Its not an attempt to trick search engines... its just a "hey, is that you google? This page is not up to your stringent standards so please don't visit it or index it.. the page is useful though to my visitors and msn/yahoo like it, so I want them to see it. ok?
with a 100 page site, i could do this with a large robots.txt... i just can't do it using robots.txt on large sites.
| 12:17 am on Feb 20, 2008 (gmt 0)|
>> i just can't do it using robots.txt on large sites
Can you separate the content? You could put those pages in a sub-directory and use a single line in the robots file to exclude it.
| 12:46 am on Feb 20, 2008 (gmt 0)|
Google offers page exclusions (although they don't provide an example of same):
| 12:56 am on Feb 20, 2008 (gmt 0)|
|Its not an attempt to trick search engines... its just a "hey, is that you google? This page is not up to your stringent standards so please don't visit it or index it.. the page is useful though to my visitors and msn/yahoo like it, so I want them to see it. ok? |
So you'd be okay explaining to a Google engineer that part of your website is not up to Google's standards so you decided to hide that from Google. If what you're saying is true, then you don't really have an alternative do you?

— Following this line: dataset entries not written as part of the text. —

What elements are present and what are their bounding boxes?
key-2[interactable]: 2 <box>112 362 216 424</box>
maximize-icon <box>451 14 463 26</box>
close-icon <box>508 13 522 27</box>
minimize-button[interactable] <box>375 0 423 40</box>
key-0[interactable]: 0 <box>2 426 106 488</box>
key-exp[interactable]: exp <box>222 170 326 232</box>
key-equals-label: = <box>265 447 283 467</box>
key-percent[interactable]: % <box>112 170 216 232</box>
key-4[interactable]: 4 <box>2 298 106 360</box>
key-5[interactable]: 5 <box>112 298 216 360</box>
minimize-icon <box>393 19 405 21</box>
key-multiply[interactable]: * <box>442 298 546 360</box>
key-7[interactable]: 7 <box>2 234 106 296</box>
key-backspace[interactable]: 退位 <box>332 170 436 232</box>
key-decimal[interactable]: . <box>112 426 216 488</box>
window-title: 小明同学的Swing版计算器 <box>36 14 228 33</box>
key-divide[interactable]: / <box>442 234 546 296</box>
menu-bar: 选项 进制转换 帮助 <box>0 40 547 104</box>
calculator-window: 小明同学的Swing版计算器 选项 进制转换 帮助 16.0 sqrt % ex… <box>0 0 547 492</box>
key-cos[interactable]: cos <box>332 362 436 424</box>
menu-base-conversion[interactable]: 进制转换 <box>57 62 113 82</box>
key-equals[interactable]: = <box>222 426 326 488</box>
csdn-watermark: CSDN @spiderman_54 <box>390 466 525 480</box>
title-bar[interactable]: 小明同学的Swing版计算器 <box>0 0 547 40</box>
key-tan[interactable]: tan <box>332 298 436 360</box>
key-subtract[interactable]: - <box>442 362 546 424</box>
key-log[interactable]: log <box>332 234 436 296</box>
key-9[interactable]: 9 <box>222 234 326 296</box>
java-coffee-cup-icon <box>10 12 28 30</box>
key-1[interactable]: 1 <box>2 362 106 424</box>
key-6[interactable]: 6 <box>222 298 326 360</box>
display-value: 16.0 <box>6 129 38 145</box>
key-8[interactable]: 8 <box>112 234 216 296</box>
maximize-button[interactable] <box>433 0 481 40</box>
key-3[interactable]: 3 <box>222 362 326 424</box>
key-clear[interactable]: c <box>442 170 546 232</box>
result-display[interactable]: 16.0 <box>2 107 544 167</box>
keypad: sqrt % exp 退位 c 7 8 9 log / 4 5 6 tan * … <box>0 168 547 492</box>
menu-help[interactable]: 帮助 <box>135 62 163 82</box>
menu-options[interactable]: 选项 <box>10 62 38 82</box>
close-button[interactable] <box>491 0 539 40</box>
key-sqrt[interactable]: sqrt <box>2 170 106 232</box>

| 12:58 am on Feb 20, 2008 (gmt 0)|
Can't you also just do a
<meta name="googlebot" content="noindex,nofollow">
so that google won't crawl your page but everyone else will?
| 3:25 am on Feb 20, 2008 (gmt 0)|
yes thats my answer.
Googles standards of what should be in their index, are not equal to what should be in a website.
My site is about horse trainers. I have details of 12,000 horse trainers. anyone coming to my site, should be able to search and find any horse trainer on it.
But some of my horse trainer listings are no more rich than the yellow pages listing, thus it make no sense for that page to be in google, its a duplicate.
The rich pages where a trainer has filled out lots of specific details, breeds, training techniques, champions theyve trained etc,,, these should be in.
i am fine to allow msn/yahoo to see all pages.
google says don;t show the bare listing date... or thats what they seem to be saying..
but of course these bare listings should stay on the site. Just because they have not been updated to 'better than everyone else' on the ent, does not mean my site visitors don;t want to see them.